Kamis, 07 November 2013

mengenal kearifan 'BADUY' bareng Backpacker koprol



            Adzan subuh masih terngiang ditelingaku. Mentari, masih mengintip malu dibalik awan. Samar-samar cahayanya perlahan mengupas gelap subuh. Hanya kicauan burung kutilang yang terdengar, seolah mengabarkan, hawa diluar masih dingin.
            Bismillahirrohmanirrohim… ransel hitam aku gendong.

“stasiun kereta bang”
“Alhamdulillah, penglaris” jawab tukang ojek, sambil memakai helm.
Jalur Karang antu-Pasar rau, masih terlihat sepi. Hanya beberapa kendaraan yang melintasi jalur yang biasa dipenuhi kendaraan para peziarah ini. Hanya butuh waktu 15 menit, untuk sampai ke stasiun kereta Serang. “Ngikkk..”  suara derit rem terdengar. Motor pun berhenti tepat di depan pintu gerbang stasiun.
“terima kasih bang!.” Seruku sambil menyodorkan lembaran lima ribuan.
            Di pelataran stasiun masih terlihat sepi, hanya bebarapa calon penumpang saja yang sedang mengantri di depan loket, jam di ponselku masih menunjukan pukul 06:15wib. Aku bingung, karena tak banyak teman yang kukenal dalam Trip Baduyi ini. Mungkin mereka juga sudah sampai disini, tapi ya sudahlah, lebih baik Menikmati suasana pagi dengan secangkir kopi hangat di warung emperan pinggir jalan. Segelas kopi sudah mampir ke tenggorokanku. Didepan gerbang staasiun, sebuah angkot berwarna biru berhenti. Satu per satu penumpang turun, dengan menggendong ransel. Dari sekian banyak orang, hanya satu orang yang ku kenal. namanya bang Sarwani atau lebih akrab dikenal dengan nama bang Jack Alwi.
            Perkenalan dan ramah tamah pun terjadi, senang rasanya bisa berkenalan dengan mereka,  ternyata, mereka bukan hanya warga Serang. Tapi dari Jakarta, Depok, Tangerang, Bandung. Jogjakarta, Lampung dan Palembang.  Tiket kereta pun dibagikan kepada 26 peserta. “wah,, ternyata murah banget yah, hanya dengan 4000,- bisa sampai Rangkas.
            Hari ini. 28 september 2013. Tepat pukul 06:55 wib. pertama kali nya, aku naik kereta dan pertama kali pula aku ikut acara Backpacker. yahh,, boleh dibilang aku adalah mu’alaf Backpacker.
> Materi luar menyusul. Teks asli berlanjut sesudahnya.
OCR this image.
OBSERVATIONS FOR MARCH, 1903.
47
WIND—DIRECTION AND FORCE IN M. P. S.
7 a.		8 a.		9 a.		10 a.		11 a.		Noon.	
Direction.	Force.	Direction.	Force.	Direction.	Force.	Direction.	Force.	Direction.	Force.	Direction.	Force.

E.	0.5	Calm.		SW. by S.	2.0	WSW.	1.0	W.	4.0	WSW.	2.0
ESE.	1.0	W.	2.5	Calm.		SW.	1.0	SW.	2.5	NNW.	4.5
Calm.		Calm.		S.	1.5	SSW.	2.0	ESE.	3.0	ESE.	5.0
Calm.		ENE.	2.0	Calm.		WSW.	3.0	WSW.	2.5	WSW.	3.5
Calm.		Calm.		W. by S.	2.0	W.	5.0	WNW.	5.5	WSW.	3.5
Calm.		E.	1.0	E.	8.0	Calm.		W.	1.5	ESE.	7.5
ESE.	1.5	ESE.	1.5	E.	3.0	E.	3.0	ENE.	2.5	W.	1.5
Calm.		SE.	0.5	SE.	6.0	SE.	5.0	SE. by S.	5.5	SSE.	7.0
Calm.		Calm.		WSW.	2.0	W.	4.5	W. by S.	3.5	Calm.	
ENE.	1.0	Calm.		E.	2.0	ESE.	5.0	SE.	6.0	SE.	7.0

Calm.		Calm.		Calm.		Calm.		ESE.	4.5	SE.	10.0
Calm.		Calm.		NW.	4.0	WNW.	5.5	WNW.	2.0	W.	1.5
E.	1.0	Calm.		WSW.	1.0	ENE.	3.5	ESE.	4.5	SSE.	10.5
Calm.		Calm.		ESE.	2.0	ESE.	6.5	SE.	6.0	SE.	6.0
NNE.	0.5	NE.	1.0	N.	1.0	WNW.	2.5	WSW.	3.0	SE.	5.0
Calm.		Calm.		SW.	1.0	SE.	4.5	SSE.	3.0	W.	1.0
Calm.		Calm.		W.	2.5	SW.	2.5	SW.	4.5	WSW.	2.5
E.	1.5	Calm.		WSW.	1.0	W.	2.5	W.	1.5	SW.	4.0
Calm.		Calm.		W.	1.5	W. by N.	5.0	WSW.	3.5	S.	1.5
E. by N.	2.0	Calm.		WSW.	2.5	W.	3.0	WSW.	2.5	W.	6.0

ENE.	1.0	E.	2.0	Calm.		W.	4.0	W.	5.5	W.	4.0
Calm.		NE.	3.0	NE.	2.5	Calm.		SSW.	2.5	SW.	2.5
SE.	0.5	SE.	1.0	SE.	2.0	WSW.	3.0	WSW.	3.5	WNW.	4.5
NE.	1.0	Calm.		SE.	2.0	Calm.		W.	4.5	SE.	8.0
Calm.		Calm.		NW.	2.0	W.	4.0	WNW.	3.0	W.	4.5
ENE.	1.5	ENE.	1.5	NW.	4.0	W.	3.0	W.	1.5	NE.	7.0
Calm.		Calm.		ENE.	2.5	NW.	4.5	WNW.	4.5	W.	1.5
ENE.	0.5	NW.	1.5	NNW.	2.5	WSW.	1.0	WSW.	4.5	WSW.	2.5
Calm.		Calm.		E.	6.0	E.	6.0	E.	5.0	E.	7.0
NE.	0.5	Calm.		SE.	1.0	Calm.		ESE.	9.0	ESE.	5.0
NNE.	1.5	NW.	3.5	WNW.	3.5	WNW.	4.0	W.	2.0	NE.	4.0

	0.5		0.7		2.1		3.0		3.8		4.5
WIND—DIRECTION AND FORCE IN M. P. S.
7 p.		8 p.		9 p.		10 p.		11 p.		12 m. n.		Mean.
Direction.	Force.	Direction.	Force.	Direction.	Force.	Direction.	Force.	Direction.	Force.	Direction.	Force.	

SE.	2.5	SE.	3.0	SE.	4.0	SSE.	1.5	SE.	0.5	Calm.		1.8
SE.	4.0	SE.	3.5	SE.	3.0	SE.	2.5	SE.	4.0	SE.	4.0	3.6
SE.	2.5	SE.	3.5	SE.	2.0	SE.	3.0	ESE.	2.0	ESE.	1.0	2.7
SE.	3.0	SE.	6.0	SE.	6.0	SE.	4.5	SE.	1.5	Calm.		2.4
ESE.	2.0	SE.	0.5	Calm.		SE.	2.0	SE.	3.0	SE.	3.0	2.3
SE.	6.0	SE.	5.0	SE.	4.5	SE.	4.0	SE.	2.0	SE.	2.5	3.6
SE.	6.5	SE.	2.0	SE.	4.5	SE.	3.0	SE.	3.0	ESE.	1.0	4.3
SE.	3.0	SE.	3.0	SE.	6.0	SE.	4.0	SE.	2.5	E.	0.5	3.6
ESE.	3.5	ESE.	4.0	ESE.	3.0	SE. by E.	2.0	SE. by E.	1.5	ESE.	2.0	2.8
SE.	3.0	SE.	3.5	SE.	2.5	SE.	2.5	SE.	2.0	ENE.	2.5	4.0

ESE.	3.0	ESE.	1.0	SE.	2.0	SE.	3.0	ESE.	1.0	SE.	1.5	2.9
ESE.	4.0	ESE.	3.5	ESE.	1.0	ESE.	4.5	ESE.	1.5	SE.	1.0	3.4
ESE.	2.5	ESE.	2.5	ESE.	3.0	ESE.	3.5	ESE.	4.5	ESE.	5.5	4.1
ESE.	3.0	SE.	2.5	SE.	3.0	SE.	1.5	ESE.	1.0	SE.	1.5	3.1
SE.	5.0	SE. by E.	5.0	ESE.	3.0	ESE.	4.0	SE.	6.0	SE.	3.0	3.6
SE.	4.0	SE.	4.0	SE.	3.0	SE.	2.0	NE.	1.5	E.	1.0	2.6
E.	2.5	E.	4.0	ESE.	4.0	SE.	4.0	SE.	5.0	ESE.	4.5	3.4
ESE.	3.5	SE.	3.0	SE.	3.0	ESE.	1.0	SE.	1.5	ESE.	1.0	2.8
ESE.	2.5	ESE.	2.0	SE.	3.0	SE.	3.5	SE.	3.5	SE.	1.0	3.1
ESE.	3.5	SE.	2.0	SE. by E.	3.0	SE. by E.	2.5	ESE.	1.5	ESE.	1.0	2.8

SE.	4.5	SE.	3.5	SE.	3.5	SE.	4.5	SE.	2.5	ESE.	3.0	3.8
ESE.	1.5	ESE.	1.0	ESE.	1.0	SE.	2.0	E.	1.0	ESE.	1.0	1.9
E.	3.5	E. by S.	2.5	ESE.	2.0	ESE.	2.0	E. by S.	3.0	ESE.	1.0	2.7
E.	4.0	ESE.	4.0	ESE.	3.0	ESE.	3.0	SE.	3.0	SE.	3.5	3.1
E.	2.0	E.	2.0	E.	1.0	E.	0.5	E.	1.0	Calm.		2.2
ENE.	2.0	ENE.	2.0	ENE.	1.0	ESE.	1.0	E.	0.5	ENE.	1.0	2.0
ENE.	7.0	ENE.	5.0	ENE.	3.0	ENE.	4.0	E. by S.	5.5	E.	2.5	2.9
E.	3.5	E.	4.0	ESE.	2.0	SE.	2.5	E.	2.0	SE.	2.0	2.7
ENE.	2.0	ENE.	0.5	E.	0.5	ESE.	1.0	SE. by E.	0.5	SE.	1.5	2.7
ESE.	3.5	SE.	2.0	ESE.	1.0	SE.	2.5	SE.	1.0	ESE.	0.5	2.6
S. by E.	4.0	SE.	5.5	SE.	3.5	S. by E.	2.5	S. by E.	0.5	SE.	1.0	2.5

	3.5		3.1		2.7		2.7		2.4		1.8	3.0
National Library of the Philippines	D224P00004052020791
Seperti inilah suasana kereta. Bising, banyak sekali para pedagang asongan yangberlalu lalang menjajakan barang dagangannya, ada pengamen, pengemis,tukang semir sepatu, “ahh,, alamat nggak bisa tidur nih.”
            Satu jam sudah menikmati kebisingan kereta. Kami pun sampai di stasiun Rangkas. Kemudian, nyambung naik angkot jurusan terminal Aweh. Ongkosnya tiga ribu rupiah. Dari terminal Aweh, nyambung lagi, naik mobil Elf. Dengan ongkos 20.000.- per orang. mobil berangkat pukul 08:30 wib. berhubung jumlah kami lumayan banyak. Aku, bang Jack, bang Alvie, dan bang Arif. Duduk dibagian atas mobil.
            Angin menampar-nampar wajah kami. Namun, kami begitu menikmati pemandangan ini. Pandangan kami terbebas, menatap hijaunya persawahan. Tapi, ada yang mengganggu dan membuatku sedih, saat melihat gunung yang direnggut keperkasaannya, ulah para penambang pasir yang mengeruk keuntungan.
            Pukul 10:00 wib. Putaran roda terhenti, di terminal Ciboleger. Terminal ini merupakan batas akhir kendaraan, untuk menuju Baduy. Perjalanan dilanjutkan dengan berjalan kaki. Melewati kios-kios yang banyak  menawarkan oleh-oleh khas Baduy. Seperti: madu, tas koja, gula aren, kain tenun, pernak-pernik dan oleh-oleh khas Baduy lainya. Tak jauh dari kios ini, kami beristirahat di  kampung kaduketug (Baduy luar). Kampung inilah yang menjadi kampung pertama yang kami lalui untuk menuju Baduy. Kami istirahat sejenak, untuk makan siang di rumah kang Sarkam. Kami, akan menyusuri Baduy ditemani empat orang warga kampung Cibeo ( Baduy dalam)  yang merupakan kampong tujuan kami. Mereka adalah Naldi, ayah Naldi, Hidong, dan Sangsang.
            Setelah makan siang, perjalanan di lanjutkan, diawali dengan doa dan sedikit stimulasi dari bang Jack. tentang cara mendaki gunung.
“ketika bernafas, sebaiknya sirkulasi udara dilakukan lewat hidung saja” sambil praktik
“jika lelah, sebaiknya kaki diluruskan, jangan ditekuk atau nongkrong”
            Kami melanjutkan perjalanan pada pukul  11:30 wib. kurang lebih, membutuhkan waktu, empat jam. Untuk sampai tujuan.
            Entah, berapa ribu jejak kaki yang sudah kami tinggalkan, diatas batu-batu yang tersusun tak rapih. Melewati perkampungan dan membelah hutan. Keringat mengalir deras, jatuh dan pecah diatas dedaunan kering.
            Jaru jam menunjukan pukul 13:00 wib, akhirnya kami berhenti sejenak di kampung Gajeboh, untuk menunaikan sholat dzuhur,, alamakkkkkk…. Mataku terpana, saat duduk diatas teras bambu yang berukuran dua meter ini. Disebrang rumah yang aku singgahi, Nampak seorang gadis cantik yang sedang menenun, wajahnya putih bercahaya, bibir merah merekah, rambutnya yan lurus, diikat kebelakang. Poninya miring kiri, sedikit menutupi alisnya yang hitam, wajahnya tertunduk malu dan mengulum senyum. Mungkin, ini yang dinamakan cantik alami, tanpa kosmetik dan tanpa pengawet, hehehe,, gemericik air sungai, kamipun berwudhu.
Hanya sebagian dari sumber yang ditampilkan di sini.